Java is perfectly fast enough for most things including most ATS. Even garbage collection pauses, which has been held to be it's achilles heel for real time work really are not very significant on modern CPUs.

walterjennings · Aug 12, 2010

Imo. You'll probably want to use C# for most of your coding (its a treat to code in), then use something similar to Codeanalyst to figure out where your bottle necks are (if you need a performance boost). Then fix any bottle necks by coding those most used / slowest functions into a DLL using C/C++/ASM etc. Same argument / solution from back in the ASM vs C days. Its really a question of how to get the quickest code which is the easiest to work with / fastest to refactor.

januson · Aug 12, 2010

Quote from nbates:
a) Java & .NET are written on top of C++

Please google this, before writing

, it is a truth with modification when speaking about C#

Please read this regarding performance between C++ and C#: http://www.codeproject.com/KB/cs/CSharpVsCPP.aspx

dloyer · Aug 12, 2010

One performance trick to working with any language, C++, Java, C# is to avoid object creation. It's not the cost of allocation or GC, its the cost to access large memory arrays that dont fit in the CPU cache.

Modern CPU's are much faster than their memory. They stall for many, many cycles for each cache miss.
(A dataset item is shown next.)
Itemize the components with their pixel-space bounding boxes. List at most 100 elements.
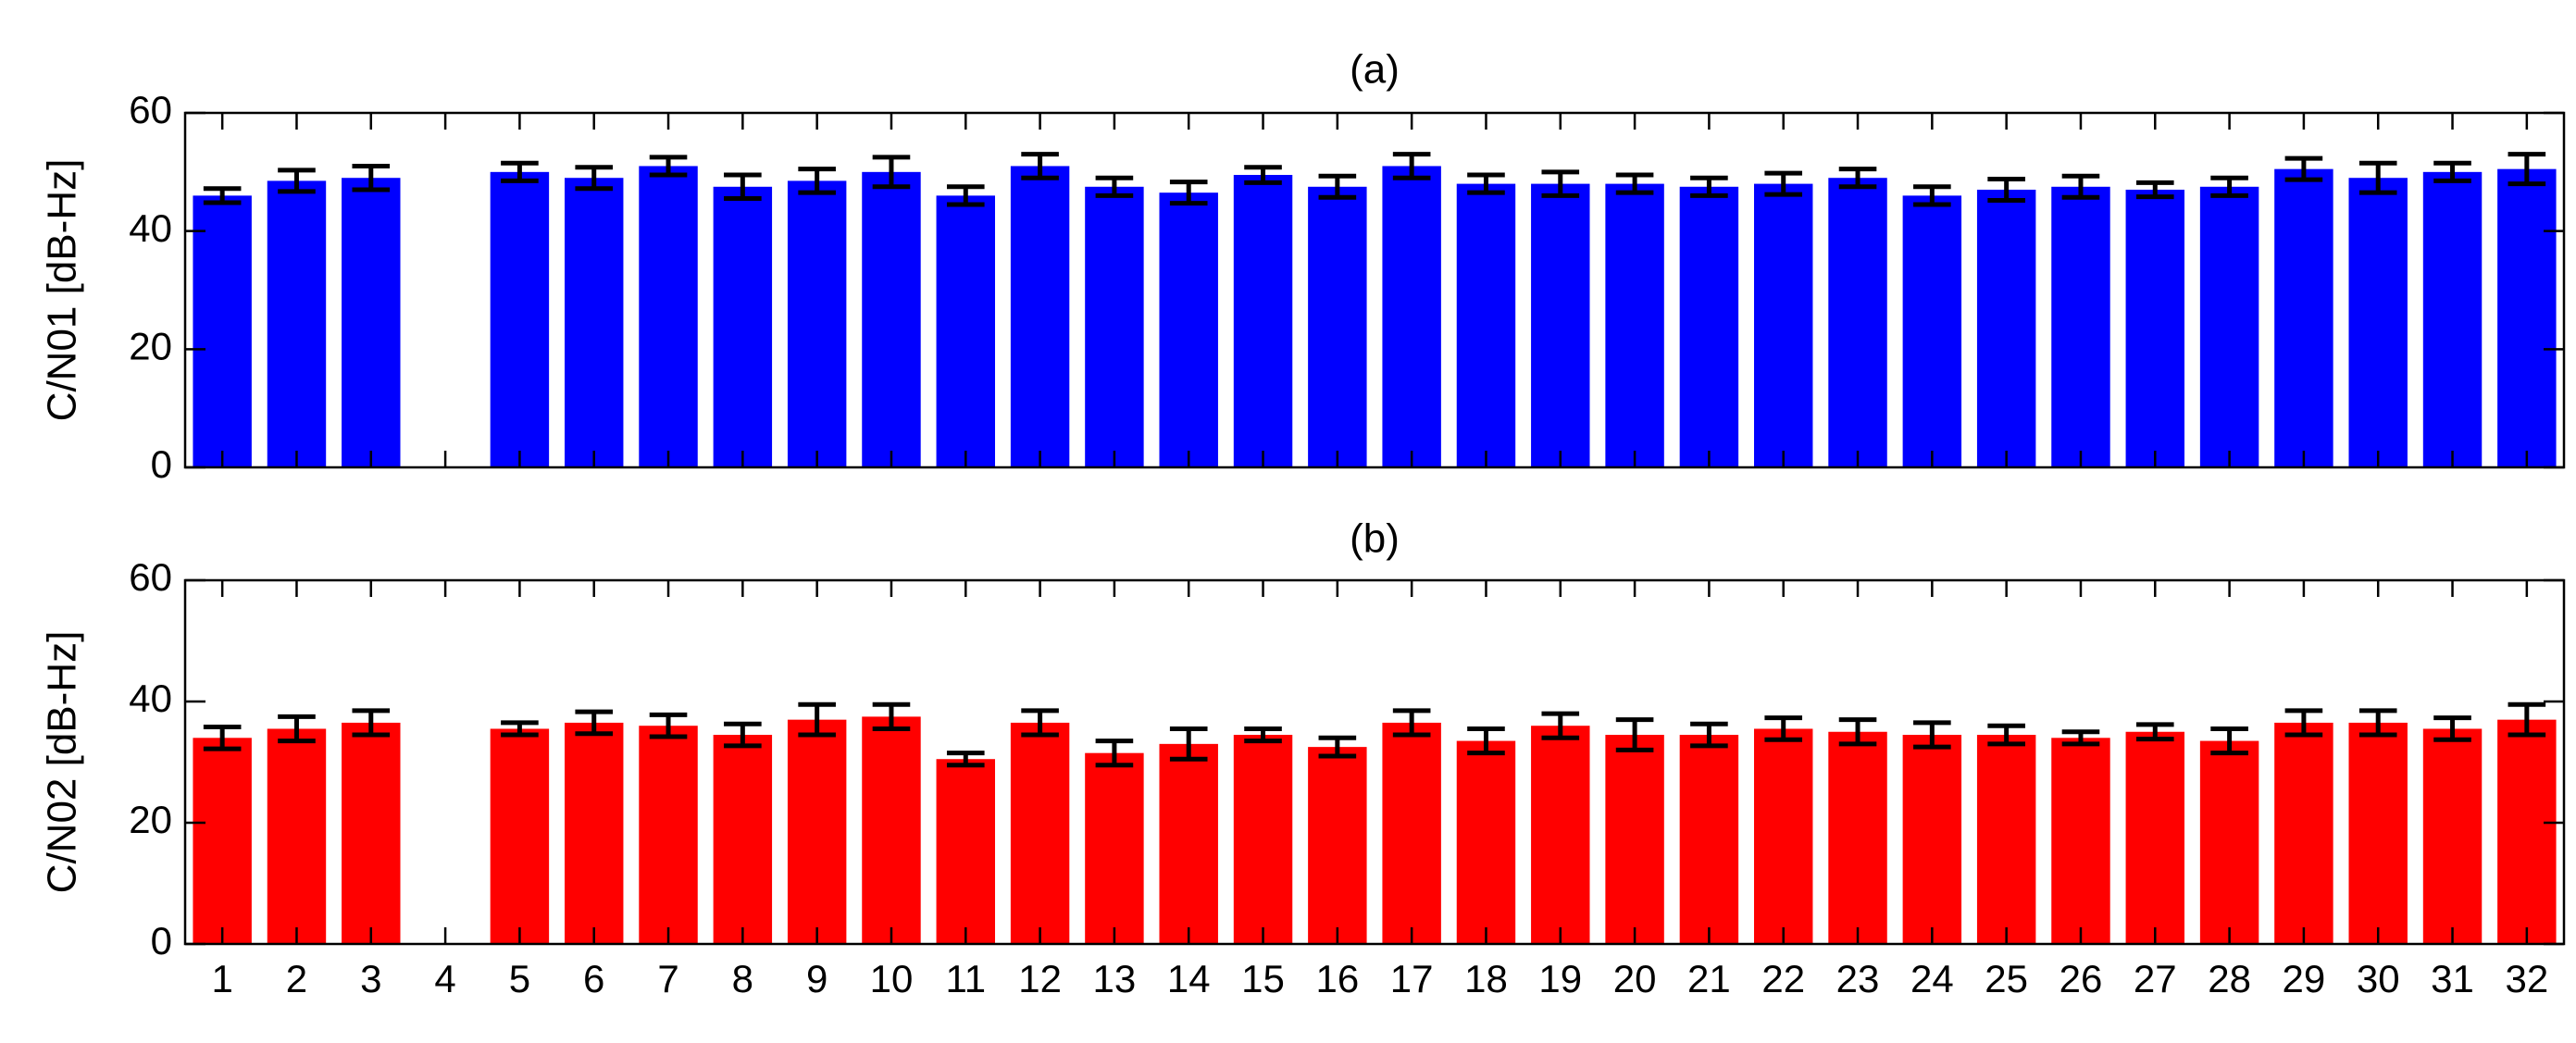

Most of the CPU transister budget is allocated to reduce this with large caches and lots of ticks.

GPU's solve the problem differently by having lots of threads ready to execute to hide memory access latency and have little or no cache and spend the transistors on more cores.

So, for example, rather than using String's and split to parse a message, use byte arrays that can be updated in place. You really want to avoid random memory access over large data structures, at least in the inner loops.

My back test platform is written in Java and can process > 7 million ticks per second. But it is also distributed across 8 servers.

For trading the data rates are low enough, even for hundreds of symbols that is does not matter much compaired to the network latency unless you are colocated. Even then, you can model anything that happens "in process", with out disk access as taking close to zero time.